Also known as
Feast of Saint Michael and All Angels
Feast of Saints Michael, Gabriel, Uriel and Raphael
Feast of the Archangels
National Poisoned Blackberries Day
National Poisoned Blackberry Day
annually on September 29th
September 29th, 2021
September 29th, 2022
September 29th, 2023
September 29th, 2024
September 29th, 2025
Michaelmas is a Christian festival celebrated by some Western churches. Its name derives from the phrase "Michael's Mass", similar to how Christmas comes from "Christ's Mass". Michael is the greatest of the archangels, and defeats Satan in the war of heaven in the Book of Revelation.
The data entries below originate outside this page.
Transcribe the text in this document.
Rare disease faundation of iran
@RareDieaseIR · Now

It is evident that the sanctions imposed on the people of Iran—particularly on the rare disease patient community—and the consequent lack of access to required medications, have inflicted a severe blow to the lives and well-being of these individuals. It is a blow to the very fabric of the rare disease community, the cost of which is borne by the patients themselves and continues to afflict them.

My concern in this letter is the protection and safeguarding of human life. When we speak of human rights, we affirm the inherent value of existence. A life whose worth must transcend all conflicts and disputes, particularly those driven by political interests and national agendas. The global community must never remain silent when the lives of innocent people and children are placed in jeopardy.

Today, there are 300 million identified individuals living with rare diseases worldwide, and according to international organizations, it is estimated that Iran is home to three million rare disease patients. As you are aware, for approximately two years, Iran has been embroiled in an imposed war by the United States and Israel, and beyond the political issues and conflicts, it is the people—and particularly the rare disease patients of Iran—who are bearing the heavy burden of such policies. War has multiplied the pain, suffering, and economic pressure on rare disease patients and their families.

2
He also is the protector against the darkness of night. Michaelmas was started in the 5th century after a basilica was dedicated to Michael. The day now honors Michael and all the other angels. At one time it was obligatory to participate in Mass on the day, but that was discontinued in the 18th century. It is associated with autumn and the shortening of days, and in some countries—such as Britain and Ireland—it is known as one of the four "quarter days", along with Lady Day, Midsummer, and Christmas. On these days, servants were hired, rents were due, or leases were signed. This also once was looked at as the end of the harvest season. Geese are also strongly associated with the day, as geese were sometimes offered to landowners as part of their rent on the day. Also, it is believed that Queen Elizabeth I heard of the defeat of the Spanish Armada when she was eating goose, and decided she would eat goose again on Michaelmas. A tradition in Britain also was the eating of a fattened goose after the harvest, to protect against financial problems in the coming year.
How to Observe Michaelmas
If you belong to one of the churches that celebrates Michaelmas, you could go to Mass. If you are not Christian or of a denomination that celebrates Michaelmas, you could still celebrate the day by making and eating a goose. Maybe this will increase your financial luck for the year! You could also make some Saint Michael's Bannock—also known as Struan Micheil—to eat.